Climate change could cost India 2.8 per cent of GDP, and depress living standards of nearly half of its population by 2050, as average annual temperatures are expected to rise by 1-2 per cent over three decades, a World Bank report said.
Climate change could cost India 2.8 per cent of GDP, and depress living standards of nearly half of its population by 2050, as average annual temperatures are expected to rise by 1-2 per cent over three decades, a World Bank report today said.
If no measures are taken, average temperatures in India are predicted to increase by 1.5-3 degrees, said the World Bank report titled ‘South Asia’s Hotspots: The Impact of Temperature and Precipitation Changes on Living Standards’.
“Rising temperatures and changing monsoon rainfall patterns from climate change could cost India 2.8 per cent of GDP and depress the living standards of nearly half the country’s population by 2050,” the report said.
Even if preventive measures are taken along the lines of those recommended by the Paris climate change agreement of 2015, India’s average annual temperatures are expected to rise by 1-2 degrees celsius by 2050, the report said.
According to it, almost half of South Asia’s population, including India, now lives in the “vulnerable areas” and will suffer from declining living standards that could be attributed to falling agricultural yields, lower labour productivity or related health impacts.
About 600 million people in India today live in locations that could either become moderate or severe hotspots of climate change by 2050 under a business-as-usual scenario.
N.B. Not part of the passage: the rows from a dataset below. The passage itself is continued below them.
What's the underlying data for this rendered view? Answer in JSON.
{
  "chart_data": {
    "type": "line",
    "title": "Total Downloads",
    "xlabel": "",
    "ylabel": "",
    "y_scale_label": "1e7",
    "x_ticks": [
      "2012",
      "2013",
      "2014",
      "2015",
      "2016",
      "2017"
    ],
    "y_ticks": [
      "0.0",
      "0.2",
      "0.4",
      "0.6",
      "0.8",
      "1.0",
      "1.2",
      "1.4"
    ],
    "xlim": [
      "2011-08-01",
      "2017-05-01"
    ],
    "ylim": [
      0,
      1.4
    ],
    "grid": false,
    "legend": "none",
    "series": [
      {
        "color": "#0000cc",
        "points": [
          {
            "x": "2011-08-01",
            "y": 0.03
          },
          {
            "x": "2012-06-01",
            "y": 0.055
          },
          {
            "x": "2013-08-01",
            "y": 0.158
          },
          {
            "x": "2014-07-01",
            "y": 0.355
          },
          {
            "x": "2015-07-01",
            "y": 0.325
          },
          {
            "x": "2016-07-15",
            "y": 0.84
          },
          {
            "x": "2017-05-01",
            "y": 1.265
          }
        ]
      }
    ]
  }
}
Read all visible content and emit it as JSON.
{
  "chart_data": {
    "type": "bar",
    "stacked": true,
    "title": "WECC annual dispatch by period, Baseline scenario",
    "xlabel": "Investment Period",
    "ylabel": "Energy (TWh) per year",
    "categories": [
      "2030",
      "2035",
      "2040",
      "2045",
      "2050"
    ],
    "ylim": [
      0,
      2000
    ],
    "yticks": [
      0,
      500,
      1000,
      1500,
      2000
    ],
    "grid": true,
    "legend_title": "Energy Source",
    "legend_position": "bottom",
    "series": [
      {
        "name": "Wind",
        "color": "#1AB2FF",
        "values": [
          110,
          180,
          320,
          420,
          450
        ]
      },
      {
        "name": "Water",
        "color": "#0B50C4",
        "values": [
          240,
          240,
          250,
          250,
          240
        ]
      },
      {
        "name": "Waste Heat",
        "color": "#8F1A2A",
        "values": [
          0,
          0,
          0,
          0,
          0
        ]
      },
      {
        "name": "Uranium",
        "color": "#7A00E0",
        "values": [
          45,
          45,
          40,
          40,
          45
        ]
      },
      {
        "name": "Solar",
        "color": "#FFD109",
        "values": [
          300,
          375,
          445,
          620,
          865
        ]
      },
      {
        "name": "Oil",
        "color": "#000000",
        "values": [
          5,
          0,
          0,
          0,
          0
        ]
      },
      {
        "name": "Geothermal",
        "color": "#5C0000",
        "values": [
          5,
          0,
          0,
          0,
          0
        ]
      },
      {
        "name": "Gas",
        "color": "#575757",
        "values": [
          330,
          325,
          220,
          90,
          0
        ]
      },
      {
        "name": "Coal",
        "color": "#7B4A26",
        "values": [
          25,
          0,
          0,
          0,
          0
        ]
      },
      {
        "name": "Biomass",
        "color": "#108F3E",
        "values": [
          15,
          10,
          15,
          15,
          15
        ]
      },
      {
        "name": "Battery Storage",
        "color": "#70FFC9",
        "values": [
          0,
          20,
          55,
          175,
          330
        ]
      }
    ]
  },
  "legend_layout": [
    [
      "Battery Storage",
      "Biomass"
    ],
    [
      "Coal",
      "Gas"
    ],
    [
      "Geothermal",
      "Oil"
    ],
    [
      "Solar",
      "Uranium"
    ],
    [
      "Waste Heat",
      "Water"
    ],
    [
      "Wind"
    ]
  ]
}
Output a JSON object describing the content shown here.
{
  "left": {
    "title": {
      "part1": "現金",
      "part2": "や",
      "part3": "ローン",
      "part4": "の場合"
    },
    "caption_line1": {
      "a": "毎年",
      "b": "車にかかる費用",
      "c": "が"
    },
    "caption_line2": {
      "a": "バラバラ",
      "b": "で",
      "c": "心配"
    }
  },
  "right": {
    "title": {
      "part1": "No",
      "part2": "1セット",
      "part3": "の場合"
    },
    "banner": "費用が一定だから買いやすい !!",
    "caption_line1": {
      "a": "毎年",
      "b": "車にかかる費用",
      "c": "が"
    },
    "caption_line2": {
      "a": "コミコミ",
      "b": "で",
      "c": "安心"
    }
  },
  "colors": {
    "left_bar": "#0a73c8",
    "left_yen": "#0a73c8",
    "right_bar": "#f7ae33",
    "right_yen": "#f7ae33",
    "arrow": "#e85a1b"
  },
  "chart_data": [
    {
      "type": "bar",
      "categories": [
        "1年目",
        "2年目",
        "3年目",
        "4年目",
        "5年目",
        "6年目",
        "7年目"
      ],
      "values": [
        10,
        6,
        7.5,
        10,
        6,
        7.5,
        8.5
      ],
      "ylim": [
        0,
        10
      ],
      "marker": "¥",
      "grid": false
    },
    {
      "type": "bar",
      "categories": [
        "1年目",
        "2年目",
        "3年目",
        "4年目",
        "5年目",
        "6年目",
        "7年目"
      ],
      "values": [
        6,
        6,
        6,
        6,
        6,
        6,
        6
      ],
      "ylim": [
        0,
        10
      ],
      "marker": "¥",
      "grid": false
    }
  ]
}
States in the central, northern and north-western parts of India emerge as most vulnerable to changes in average temperature and precipitation.
By 2050, Chhattisgarh and Madhya Pradesh are predicted to be the top two climate hotspot states and are likely to experience a decline of more than 9 per cent in their living standards, followed by Rajasthan, Uttar Pradesh and Maharashtra, the report said.
Seven out of the top 10 most-affected hotspot districts will belong to the Vidarbha region of Maharashtra.
“These weather changes will result in lower per capita consumption levels that could further increase poverty and inequality in one of the poorest regions of the world, South Asia,” said Muthukumara Mani, Lead Economist World Bank while presenting the report here.
He said identifying hotspots will help policymakers in finding specific locations and household types where the resources are needed the most to address the rising risk to living standards.
The report provides options to prioritise investments and strategies to build local resilience to climate change.
To offset the negative economic impact in India, the report suggests enhancing educational attainment, reducing water stress, and improving job opportunities in the non-agricultural sectors.
It also predicts that a 30 per cent improvement on these measures could halt the decline in living standards by almost 1 per cent from 2.8 per cent to 1.9 per cent.